Ce nouveau projet, il faudra le concevoir réellement en réseau, en synergie, en développement de compétences. Sans doute sera-t-il aussi important que ce réseau dépasse la simple collaboration des deux hôpitaux universitaires pour intégrer les hôpitaux de Fribourg, de Sion, le futur hôpital des Cadolles à Neuchâtel, pour ne citer que les plus importants. Ce réseau pourrait alors constituer le début d'une planification sanitaire romande, seule la Suisse romande ayant sans doute la taille suffisante pour qu'une réelle planification puisse avoir un sens. Et c'est pour notre gouvernement comme pour nous, Mesdames et Messieurs les députés, une chance à saisir de montrer à Berne les capacités d'une région à construire son avenir sanitaire en tenant compte de la sensibilité de ses habitants. Nous devons d'urgence nous y atteler avant que Berne n'impose en matière de planification sanitaire des diktats aussi irréalistes et inacceptables pour notre population que ceux que Paris a tenté d'imposer à la sienne.

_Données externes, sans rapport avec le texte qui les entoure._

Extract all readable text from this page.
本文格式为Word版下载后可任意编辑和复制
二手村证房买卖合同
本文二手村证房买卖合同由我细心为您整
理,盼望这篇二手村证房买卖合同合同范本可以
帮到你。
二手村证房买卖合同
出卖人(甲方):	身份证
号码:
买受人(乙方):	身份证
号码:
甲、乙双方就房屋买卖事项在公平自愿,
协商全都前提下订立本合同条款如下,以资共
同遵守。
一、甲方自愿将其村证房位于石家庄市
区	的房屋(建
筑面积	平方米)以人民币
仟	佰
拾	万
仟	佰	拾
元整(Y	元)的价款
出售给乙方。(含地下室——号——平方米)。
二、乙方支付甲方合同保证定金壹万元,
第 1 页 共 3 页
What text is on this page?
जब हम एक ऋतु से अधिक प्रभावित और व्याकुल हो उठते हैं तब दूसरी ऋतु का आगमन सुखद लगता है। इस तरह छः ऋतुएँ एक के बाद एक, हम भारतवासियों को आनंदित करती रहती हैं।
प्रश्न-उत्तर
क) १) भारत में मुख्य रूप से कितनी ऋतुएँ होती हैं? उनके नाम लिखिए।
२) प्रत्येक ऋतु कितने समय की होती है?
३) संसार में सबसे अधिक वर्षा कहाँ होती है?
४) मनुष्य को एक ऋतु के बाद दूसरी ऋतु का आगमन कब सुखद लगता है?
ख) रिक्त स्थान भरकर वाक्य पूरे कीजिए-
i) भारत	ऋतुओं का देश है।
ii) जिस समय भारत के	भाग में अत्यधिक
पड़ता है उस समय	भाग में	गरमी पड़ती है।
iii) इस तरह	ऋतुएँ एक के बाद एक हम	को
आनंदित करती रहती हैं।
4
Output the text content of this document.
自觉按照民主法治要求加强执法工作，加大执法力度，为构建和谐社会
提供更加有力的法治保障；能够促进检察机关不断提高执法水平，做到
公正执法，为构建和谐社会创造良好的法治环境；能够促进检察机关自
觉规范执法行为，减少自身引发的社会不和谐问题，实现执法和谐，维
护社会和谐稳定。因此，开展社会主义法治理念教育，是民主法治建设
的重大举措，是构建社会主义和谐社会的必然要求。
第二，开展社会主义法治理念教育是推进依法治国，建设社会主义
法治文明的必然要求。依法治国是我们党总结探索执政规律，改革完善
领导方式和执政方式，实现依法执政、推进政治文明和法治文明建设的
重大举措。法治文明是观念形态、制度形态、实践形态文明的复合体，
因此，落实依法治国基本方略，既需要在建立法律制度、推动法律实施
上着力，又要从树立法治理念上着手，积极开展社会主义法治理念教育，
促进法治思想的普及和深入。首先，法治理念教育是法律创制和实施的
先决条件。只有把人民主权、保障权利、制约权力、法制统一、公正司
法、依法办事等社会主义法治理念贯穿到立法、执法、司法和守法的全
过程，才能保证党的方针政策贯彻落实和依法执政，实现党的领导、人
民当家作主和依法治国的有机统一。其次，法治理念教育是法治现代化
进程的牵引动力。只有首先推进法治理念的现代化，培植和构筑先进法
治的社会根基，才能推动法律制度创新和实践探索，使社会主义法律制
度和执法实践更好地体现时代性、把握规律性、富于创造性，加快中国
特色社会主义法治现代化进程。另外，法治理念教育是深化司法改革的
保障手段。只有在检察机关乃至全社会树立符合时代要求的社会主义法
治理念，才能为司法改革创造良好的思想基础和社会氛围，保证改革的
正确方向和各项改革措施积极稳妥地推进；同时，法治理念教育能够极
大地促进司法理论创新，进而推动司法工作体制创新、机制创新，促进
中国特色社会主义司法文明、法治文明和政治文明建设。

Mme Mireille Gossauer-Zurcher (S). En l'absence de mon collègue Pierre-Alain Champod, je me permets de vous présenter rapidement la motion 1222. Les opposants du projet RHUSO - en particulier les partis politiques et les syndicats regroupés au sein du Forum santé - ont toujours dit qu'ils étaient pour une certaine collaboration des hôpitaux des deux cantons, mais qu'ils ne pouvaient pas accepter la structure administrative et bureaucratique qui était liée au projet du RHUSO.

Pendant la campagne, nous avons développé des propositions de collaboration entre les deux cantons dans le domaine de la santé. Ces propositions ont fait l'objet d'une longue concertation des partis de l'Alternative et des syndicats. Elles figuraient sur le tout ménage distribué à la population lors de la campagne référendaire. Le RHUSO étant refusé, il est logique aujourd'hui que nous reprenions ces propositions sous la forme d'une motion. Les invites de cette motion ne sont pas nouvelles; elles sont en quelque sorte la synthèse des trois rapports de minorité que les partis de l'Alternative avaient rédigés en septembre 1997, lors du débat parlementaire sur le RHUSO.

Que proposent les motionnaires ? Nous souhaitons la rédaction d'un nouveau concordat ne portant que sur les mesures suivantes : le regroupement des prestations de haute technologie sur un seul site. Le fait de regrouper les interventions très pointues et peu fréquentes sur un seul site n'a jamais été contesté; cette mesure est dictée par le bon sens. Le développement de pôles d'excellence dans le domaine de la haute technologie, mais aussi dans celui qui concerne la qualité des soins, le droit des patients. De plus, pour réaliser ces objectifs, nous demandons des moyens et notamment une planification sanitaire Vaud-Genève, une structure de consultation lémanique avec la France voisine, la remise en activité de la commission parlementaire Vaud-Genève, la modification du rôle et de la composition des commissions de structures hospitalo-universitaires.

Cette motion propose d'améliorer notablement la collaboration entre les deux cantons tout en garantissant la mission de service public des hôpitaux et le statut de droit public du personnel. Logiquement, cette motion devrait aller directement au Conseil d'Etat. Compte tenu que la commission de la santé est déjà saisie sur cette question d'un projet de loi de l'AdG et d'une motion socialiste - ces deux objets ont été déposés avec les rapports de minorité sur le RHUSO - je vous propose de renvoyer à la commission de la santé cette motion pour qu'elle soit traitée avec les deux objets précités. Concernant la motion de l'Entente sur le même sujet, bien qu'elle ne propose rien de concret et compte tenu que la commission de la santé devra réétudier cette question, le groupe socialiste ne s'opposera pas à son renvoi en commission.

Le président. Votre demande de renvoi en commission est-elle formelle, Madame ?

Mme Mireille Gossauer-Zurcher. Oui !

Le président. Nous sommes en présence d'une demande de renvoi de ces deux motions à la commission de la santé.

Mises aux voix, ces deux propositions de motions sont renvoyées à la commission de la santé.